Wrong. Many C-level managers are great spokespersons for their companies: they know the products and markets, and are enthusiastic. We all know that; that’s why we try to get managers interviewed in Fortune or onto a speaker’s list at a convention.

So why Dee thinks these same managers shoudn’t blog is beyond me. As Mark Cuban points out, why spend an hour a week in interviews that the journalist screws up, when you could just spend an hour a week blogging?

Maybe Dee thinks Fortune interviews and convention speeches are done by the PR department.

Communication needs of public and private companies are vastly different. Wrong.
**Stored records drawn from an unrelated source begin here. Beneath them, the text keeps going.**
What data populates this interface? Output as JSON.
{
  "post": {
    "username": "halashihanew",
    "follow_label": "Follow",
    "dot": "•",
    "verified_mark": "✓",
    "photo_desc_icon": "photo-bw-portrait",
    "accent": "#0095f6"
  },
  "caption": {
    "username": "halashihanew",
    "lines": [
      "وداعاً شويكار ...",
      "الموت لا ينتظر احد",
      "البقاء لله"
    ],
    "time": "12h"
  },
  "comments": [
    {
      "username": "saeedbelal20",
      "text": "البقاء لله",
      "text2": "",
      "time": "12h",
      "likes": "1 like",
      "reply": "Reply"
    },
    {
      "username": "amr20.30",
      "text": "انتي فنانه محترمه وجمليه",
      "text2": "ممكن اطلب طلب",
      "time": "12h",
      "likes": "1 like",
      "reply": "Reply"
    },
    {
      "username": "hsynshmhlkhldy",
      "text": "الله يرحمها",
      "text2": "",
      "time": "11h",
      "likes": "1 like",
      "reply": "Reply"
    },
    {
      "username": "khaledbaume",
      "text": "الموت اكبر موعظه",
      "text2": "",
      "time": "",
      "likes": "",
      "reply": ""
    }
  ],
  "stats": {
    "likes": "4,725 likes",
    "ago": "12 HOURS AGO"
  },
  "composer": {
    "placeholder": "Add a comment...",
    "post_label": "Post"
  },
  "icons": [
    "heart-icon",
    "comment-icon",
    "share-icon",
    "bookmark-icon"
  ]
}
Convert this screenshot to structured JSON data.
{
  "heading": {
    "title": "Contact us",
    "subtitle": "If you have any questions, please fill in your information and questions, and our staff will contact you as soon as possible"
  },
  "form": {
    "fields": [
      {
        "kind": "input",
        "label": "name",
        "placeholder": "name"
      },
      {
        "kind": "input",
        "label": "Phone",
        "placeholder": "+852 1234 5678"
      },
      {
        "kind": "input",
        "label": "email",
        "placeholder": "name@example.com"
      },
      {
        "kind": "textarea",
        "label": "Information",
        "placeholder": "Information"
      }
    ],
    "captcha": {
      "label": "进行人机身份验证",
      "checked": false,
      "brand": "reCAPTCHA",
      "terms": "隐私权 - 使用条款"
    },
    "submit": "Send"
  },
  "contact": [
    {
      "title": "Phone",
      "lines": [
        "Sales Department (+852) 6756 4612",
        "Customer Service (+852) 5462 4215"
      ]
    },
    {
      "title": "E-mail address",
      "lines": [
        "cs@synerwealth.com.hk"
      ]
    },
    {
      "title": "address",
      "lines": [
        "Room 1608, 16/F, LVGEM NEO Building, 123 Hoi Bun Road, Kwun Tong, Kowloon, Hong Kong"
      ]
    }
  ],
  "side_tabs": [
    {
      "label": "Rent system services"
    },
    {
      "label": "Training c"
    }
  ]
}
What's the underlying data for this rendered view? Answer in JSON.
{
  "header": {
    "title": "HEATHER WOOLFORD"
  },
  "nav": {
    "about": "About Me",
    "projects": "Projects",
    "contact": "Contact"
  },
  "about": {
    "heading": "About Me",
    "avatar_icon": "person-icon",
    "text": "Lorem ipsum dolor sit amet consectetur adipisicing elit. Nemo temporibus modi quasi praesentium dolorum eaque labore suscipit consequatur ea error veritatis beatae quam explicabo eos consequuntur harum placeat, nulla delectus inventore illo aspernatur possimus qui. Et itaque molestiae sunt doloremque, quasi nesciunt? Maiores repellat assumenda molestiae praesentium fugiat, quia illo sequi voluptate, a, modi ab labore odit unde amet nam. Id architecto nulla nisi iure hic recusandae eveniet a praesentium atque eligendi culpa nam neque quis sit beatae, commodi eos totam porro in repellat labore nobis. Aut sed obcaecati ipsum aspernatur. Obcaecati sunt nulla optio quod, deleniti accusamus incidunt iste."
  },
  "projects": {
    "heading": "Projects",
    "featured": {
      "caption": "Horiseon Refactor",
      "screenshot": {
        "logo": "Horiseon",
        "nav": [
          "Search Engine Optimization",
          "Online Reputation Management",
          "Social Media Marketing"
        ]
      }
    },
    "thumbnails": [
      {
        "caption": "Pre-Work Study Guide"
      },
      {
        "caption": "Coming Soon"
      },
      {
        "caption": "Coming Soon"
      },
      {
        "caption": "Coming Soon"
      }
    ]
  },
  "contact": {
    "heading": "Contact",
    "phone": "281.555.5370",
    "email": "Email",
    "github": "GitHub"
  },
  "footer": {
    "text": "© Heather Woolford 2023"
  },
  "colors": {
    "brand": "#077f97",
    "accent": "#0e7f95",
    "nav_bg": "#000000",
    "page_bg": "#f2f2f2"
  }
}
Dee  says  executives of public (traded on the stockmarket) companies especially should stay away from blogs. That’s surely because he knows a blogger could affect investor sentiment.

Well, yes, a blogging executive could. Just as he or she could affect investor sentiment in a dozen other ways. Why blogging is singled out is beyond me.

But Dee misses a far bigger trend: investors increasingly matter less. Money is cheap; for most companies, it is instantly available. Especially for newer, growing public companies, stock market price is largely irrelevant.

The scarcest input today is, in fact, people: employees and customers. Employess gravitate to companies they feel an affinity for. Customers gravitate to companies they feel an affinity for. Who’s behind those companies? Invariably, it’s one or several senior managers who are good public communicators. Who can make employees, potential employees, prospects and customers feel welcome at the company.

Summing up:

When Dee says you wouldn’t be in your right mind to “let” your boss blog, he forgets you have no choice in the matter.
If he means “don’t advise your boss to blog,” he’s broad brushing. Many C-level managers are excellent communicators.

Finally, if he means “public company” managers shouldn’t blog… he’s living in the 80s. You can safely ignore him — the companies that count today are those who reach out to employees and customers, not the stock market.